Pages

Senin, 12 Juli 2010

Opini

PEREMPUAN INDONESIA MENGHADAPI TANTANGAN ABAD 21

Oleh: Hidayatulloh

Di sepanjang sejarah, perempuan mengalami pasang surut yang begitu banyak dalam kehidupan personal maupun sosialnya. Bergulirnya abad 21 memberikan tantangan besar bagi kaum perempuan dalam menjaga eksistensi kehidupan mereka. Perkembangan kehidupan manusia mewajibkan perempuan untuk berkiprah agar tidak termarginalkan oleh sistem yang kurang bahkan cenderung tidak memihak kaum hawa. Penulis menguraikan tantangan-tantangan bagi perempuan Indonesia dalam menghadapi abad 21 ini dari berbagai bidang kehidupan.

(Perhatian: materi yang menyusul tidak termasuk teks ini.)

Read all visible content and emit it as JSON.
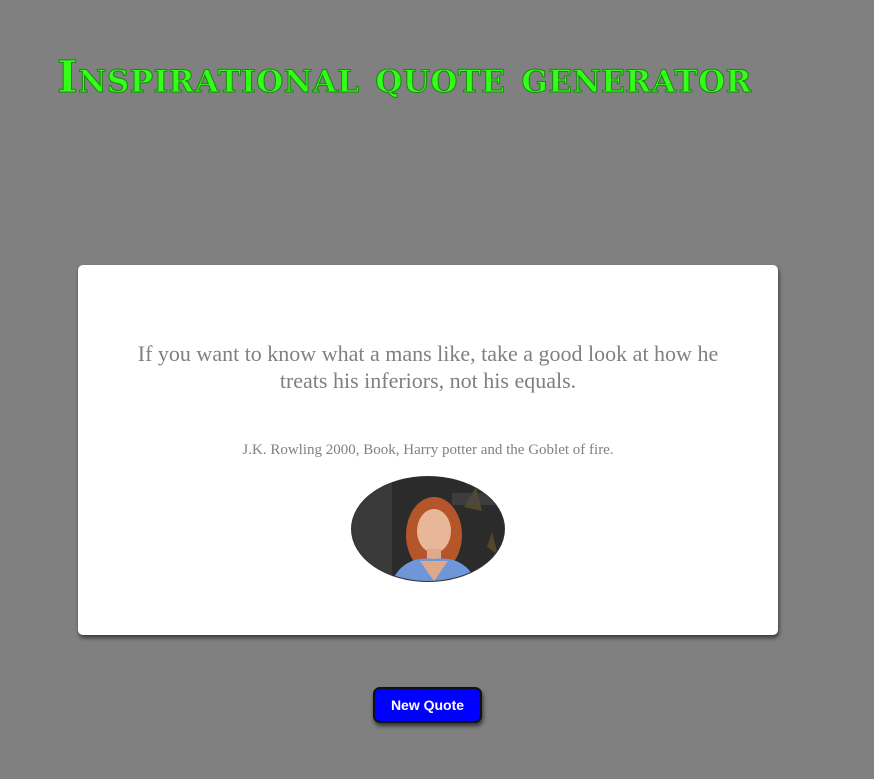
{
  "header": {
    "title": "Inspirational quote generator",
    "title_color": "#34ff1a"
  },
  "quote": {
    "text": "If you want to know what a mans like, take a good look at how he treats his inferiors, not his equals.",
    "source": "J.K. Rowling 2000, Book, Harry potter and the Goblet of fire.",
    "text_color": "#808080"
  },
  "author_photo": {
    "alt": "J.K. Rowling"
  },
  "actions": {
    "new_quote_label": "New Quote",
    "button_color": "#0000ff"
  },
  "page": {
    "background": "#808080",
    "card_background": "#ffffff"
  }
}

Pertama, bidang pendidikan. Kehidupan manusia akan sejahtera bila ditopang oleh pendidikan yang berkualitas. Sumber daya manusia perempuan di bidang pendidikan masih jauh dari kata ideal, terlebih masih kuat paradigma sebagian besar masyarakat yang menganggap perempuan tidak akan lari dari 3 hal, yakni dapur, sumur, dan kasur. Hal tersebut belum bisa hilang dari pemikiran masyarakat modern sekalipun. Perempuan hanya diberikan kesempatan berperan dalam wilayah domestik dan tidak diperkenankan ikut terlibat di wilayah publik seperti laki-laki. Oleh karena itu harus ada kerjasama dan dukungan dari masyarakat dan pemerintah dalam meningkatkan kualitas pendidikan bagi perempuan agar memiliki kesempatan yang sama dengan laki-laki.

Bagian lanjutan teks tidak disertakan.